Suddenly she was shaking. She wasn’t the cop at a crime scene anymore. She lost her distance. All of a sudden she was the victim, with somebody coming after her. She couldn’t say the killer was after Grace anymore. She couldn’t separate them out. In that moment, she and Grace stopped being two separate people, and the reality that she was in danger — that she personally had someone who planned to kill her, hit her hard.

Her knees wobbled, and Hank pulled her into his arms. “I’ve got you,” he said.

He walked her out to the parking lot, and let her see what the bastard had done to her car.

“Can you tell who did this?” she asked him. “Was it the killer, or someone else?”

“The same person who killed the dancers did this.”

Which meant the killer had been in the bushes, watching her sit in her car. Watching her get out and walk across the parking lot. He’d had the chance to grab her right there, right then, while her mind was on Hank and not on protecting herself. It could have been all over. She could have been gone, and they’d have never found her.

Jim and Charlie came down to the parking lot to talk to her.

Hank said, “She’s going to be staying with me until you catch this guy.”

Jess looked up at him. “Am I?”

“Yes.” Hank’s voice made it clear that he would not accept alternative suggestions. At the moment, she didn’t feel like making them.

Jess’s attention was on the car. She couldn’t stop looking at it.

The slashed car seat and the tossed and scattered batting could have been her. She kept seeing those long cuts in the upholstery, kept transferring them to her body. Seeing blood — her blood — in puddles on the pavement. Seeing long rips in herself. She knew what rips in people looked like. She knew only too well the way skin pulled apart and left gaping holes filled with dark, bubbling blood.

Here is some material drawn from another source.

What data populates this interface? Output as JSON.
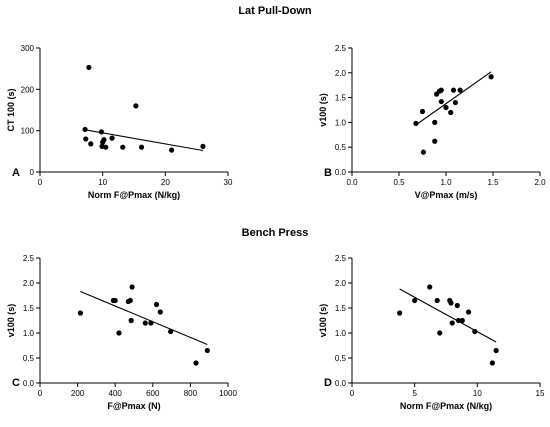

More cop cars were in the parking lot, lights flashing, and uniformed APD officers were combing the apartment complex hoping to catch the bastard before he got away clean. Detectives walked from door to door, knocking.

For a moment, Jess felt nine years old again, down at the bottom of the public swimming pool with Ginny, with both of them holding their breath and watching legs and arms flashing overhead. The screams and laughter sounded like they were coming from another world, drifting down to the bottom in little shivery fragments. She heard people talking all around her. But all the sense behind the words was gone.

It would have been easy to stay there, to let herself be the victim. But victimhood was never productive. Never useful, neither to the victim nor to anyone else. Jess needed to think, not feel. She needed anger, not fear. She needed focus. She needed to catch the son of a bitch who was doing this, and nail him to a wall.

She realized that Hank had been watching her. “Back with me, sweetheart?” he asked.

She looked at him steadily, and gave him a cold, angry smile. “Bet on it. Let’s get this guy.”